Due è il primo dei numeri naturali che implichi il riconoscimento dell’alterità (= dell’altro, oltre che di se stessi), sicchè l’imperativo Zakhor si “legge” equivalentemente “Ricordati anche dell’altro5; ed il cinque, che indica la vita, si riconduce alla mano con cinque dita e coinvolge con ciò l’attivarsi, l’operare (= prattein , da cui i termini di prassi e di pratica) specifici appunto della vita.Il cinque ed il due della narrazione resa da tutti e quattro gli Evangelisti si mostrano dunque legati attraverso la ghematrìjah all’impegno di ricordarsi (due) dell’esistenza altrui, e di attivarsi (cinque) per venire incontro alle esigenze fondamentali della loro vita.
In una parola, sono un invito alla “misericordia” (in perfetta sintonia con il “misereor super turbam” pronunciato da Cristo all’atto di attivarsi per i fatti di cui a narrativa).Passando a questo punto al sette della seconda moltiplicazione dei pani narrata solo da S.Matteo e da S.Marco, si osserva subito che sette è la somma di due più cinque, dei quali è cioè una sintesi di ugual valenza numerica globale.
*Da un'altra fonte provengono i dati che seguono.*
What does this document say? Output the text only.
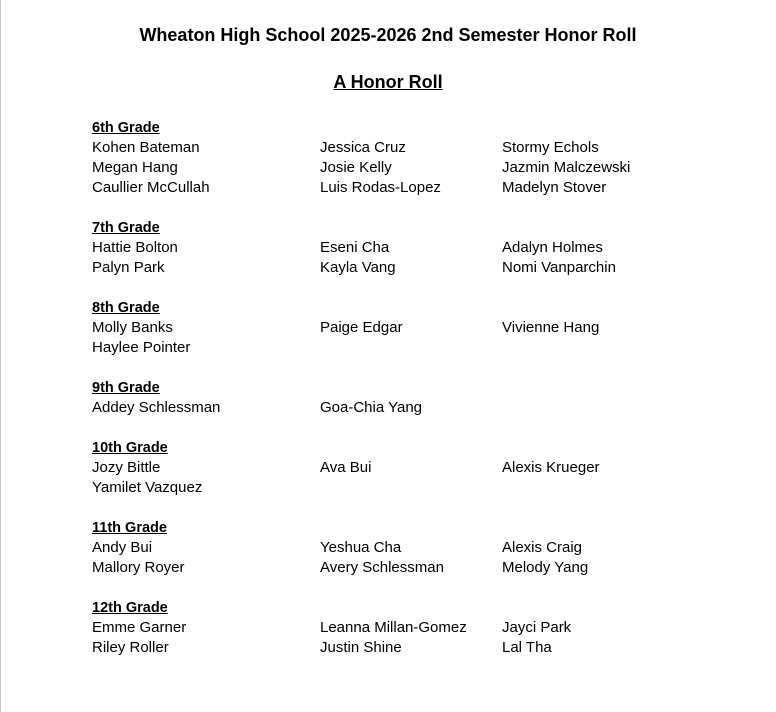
Wheaton High School 2025-2026 2nd Semester Honor Roll
A Honor Roll
6th Grade
Kohen Bateman	Jessica Cruz	Stormy Echols
Megan Hang	Josie Kelly	Jazmin Malczewski
Caullier McCullah	Luis Rodas-Lopez	Madelyn Stover
7th Grade
Hattie Bolton	Eseni Cha	Adalyn Holmes
Palyn Park	Kayla Vang	Nomi Vanparchin
8th Grade
Molly Banks	Paige Edgar	Vivienne Hang
Haylee Pointer
9th Grade
Addey Schlessman	Goa-Chia Yang
10th Grade
Jozy Bittle	Ava Bui	Alexis Krueger
Yamilet Vazquez
11th Grade
Andy Bui	Yeshua Cha	Alexis Craig
Mallory Royer	Avery Schlessman	Melody Yang
12th Grade
Emme Garner	Leanna Millan-Gomez	Jayci Park
Riley Roller	Justin Shine	Lal Tha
Ambedue le narrazioni della “prima” e della “seconda” moltiplicazione dei pani operate da Gesù, convergono dunque su uno stesso messaggio, sul “prattein” (= fare, operare; prassi di vita) improntato al riconoscimento ed al sostegno degli altri.
I resoconti evangelici in esame non sono quindi una semplice testimonianza (o ricordo) di cose straordinarie avvenute e narrate, ma visti in filigrana nell’ottica della ghematrìjah ebraica impegnano anche (sono un imperativo) ad operare secondo misericordia.
La narrazione della “prima” moltiplicazione dei pani si conclude sul numero dodici (di sporte di avanzi residuati).
Il dodici è nell’antichità, il numero che designa la perfezione (un numero “cosmico”: le dodici costellazioni nel firmamento; i dodici mesi in un anno; le dodici ore nel giorno e le dodici nella notte).
Allora il messaggio in filigrana diviene: “ricordati dell’Altro; opera con misericordia verso di lui; il termine cui si perviene è la perfezione”.Nella narrazione della seconda moltiplicazione dei pani il numero di sporte riempite con gli avanzi è indicato essere sette, in “simmetria” con il sette iniziale (numero dei pani) che viene indicato questa volta. Solo che tale simmetria è correlata, nel racconto, ad un’espansione oltre ogni dire della sua misura: si parte da sette piccoli pani d’orzo e si raccolgono ben sette sporte (!) di avanzi, e ciò in sovrabbondanza a quanto la folla di circa quattromila (!) persone (oltre alle donne ed ai bambini) aveva potuto mangiare fino alla sazietà.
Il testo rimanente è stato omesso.